The spokesman said Cannon believes that the administration, once
it has time to review the budget, will include the cleanup in
future budgets.
But others, including the trustee for Atlas, suggest that the
Bush administration may decide that it is too expensive and not
necessary to move the pile. There are scientific disputes about
whether virtually all of the toxic material will have leached
into the river before the pile can be moved.
Efforts at removing water from the pile--as a way to decrease the
amount of toxic substances leaching into the Colorado River--were
halted in February amid a dispute between the U.S. Fish and
Wildlife Service and PricewaterhouseCoopers, trustee for the
owner of the defunct uranium plant.
PricewaterhouseCoopers unsuccessfully sought a grant of immunity
from the Fish and Wildlife Service to protect the company if the
cleanup was seen as damaging to fish and birds. The company could
be fined $25,000 a day if its work injures wildlife.
Denied immunity, the firm decided to halt work, to the chagrin of
officials in Utah, California and Washington, D.C.
"The agency is very upset by the slow action, or inaction, by the
trustee out there," said Rick Weller, spokesman for the Nuclear
Regulatory Commission.
"We've tried every way we can to clear the path so they can move
ahead," said Bill Sinclair, director of the division of radiation
control with the Utah Department of Environmental Quality.
The work done by contractors hired by PricewaterhouseCoopers has
been funded not by the bill signed by Clinton but by a fund
controlled by the federal government for the cleanup of former
uranium plant sites.
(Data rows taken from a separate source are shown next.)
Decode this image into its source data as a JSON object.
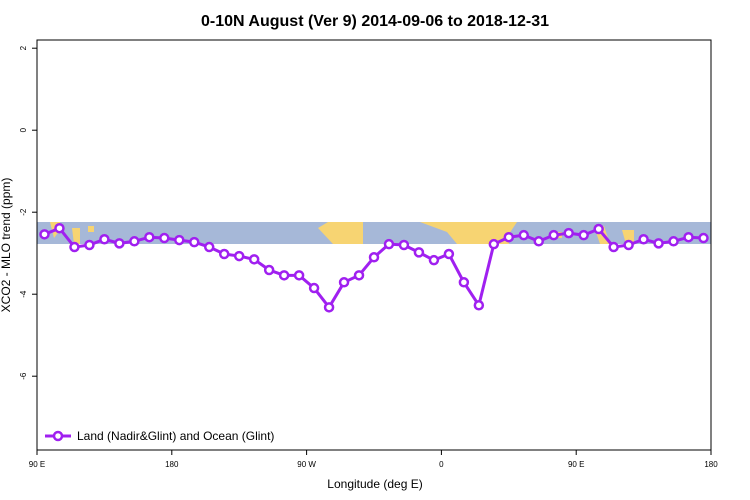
{
  "chart_data": {
    "type": "line",
    "title": "0-10N August (Ver 9)   2014-09-06 to 2018-12-31",
    "x_label": "Longitude (deg E)",
    "y_label": "XCO2 - MLO trend (ppm)",
    "x": [
      95,
      105,
      115,
      125,
      135,
      145,
      155,
      165,
      175,
      185,
      195,
      205,
      215,
      225,
      235,
      245,
      255,
      265,
      275,
      285,
      295,
      305,
      315,
      325,
      335,
      345,
      355,
      365,
      375,
      385,
      395,
      405,
      415,
      425,
      435,
      445,
      455,
      465,
      475,
      485,
      495,
      505,
      515,
      525,
      535
    ],
    "series": [
      {
        "name": "Land (Nadir&Glint) and Ocean (Glint)",
        "color": "#a020f0",
        "values": [
          -2.54,
          -2.39,
          -2.85,
          -2.8,
          -2.66,
          -2.76,
          -2.71,
          -2.61,
          -2.63,
          -2.68,
          -2.73,
          -2.85,
          -3.02,
          -3.07,
          -3.15,
          -3.41,
          -3.54,
          -3.54,
          -3.85,
          -4.32,
          -3.71,
          -3.54,
          -3.1,
          -2.78,
          -2.8,
          -2.98,
          -3.17,
          -3.02,
          -3.71,
          -4.27,
          -2.78,
          -2.61,
          -2.56,
          -2.71,
          -2.56,
          -2.51,
          -2.56,
          -2.41,
          -2.85,
          -2.8,
          -2.66,
          -2.76,
          -2.71,
          -2.61,
          -2.63
        ]
      }
    ],
    "xlim": [
      90,
      540
    ],
    "xticks": [
      {
        "value": 90,
        "label": "90 E"
      },
      {
        "value": 180,
        "label": "180"
      },
      {
        "value": 270,
        "label": "90 W"
      },
      {
        "value": 360,
        "label": "0"
      },
      {
        "value": 450,
        "label": "90 E"
      },
      {
        "value": 540,
        "label": "180"
      }
    ],
    "ylim": [
      -7.8,
      2.2
    ],
    "yticks": [
      2,
      0,
      -2,
      -4,
      -6
    ],
    "legend": "bottom-left"
  }
}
The fund is made up of federal funds and
money contributed by the former plant owners, in this case, Atlas
Corp.
Jim Langley, a Houston-based PricewaterhouseCoopers official,
said that the fund will pay part--but not all--of the costs of
covering the slag heap.
But the fund, he said, will not pay for moving the pile or for
the National Academy of Science study of whether moving the pile
is necessary. Those actions will require additional federal
financing, Langley said.
The estimated cost of covering up the pile is $16 million to $20
million. Estimates for moving it away from the river range from
$300 million to $1 billion.
Langley said PricewaterhouseCoopers attorneys have been told by
Bush administration officials that the cost of moving the pile is
daunting. "We've been told that California energy is the sole
interest of the Bush administration's Department of Energy in its
first year, not Florida, not Alaska, and certainly not Moab,"
Langley said.
Langley added that his firm has been getting a "bum rap" for
stopping work in February. He said PricewaterhouseCoopers was
caught between differing views of the regional office of Fish and
Wildlife and the headquarters in Washington about whether it
could be fined for any environmental damage.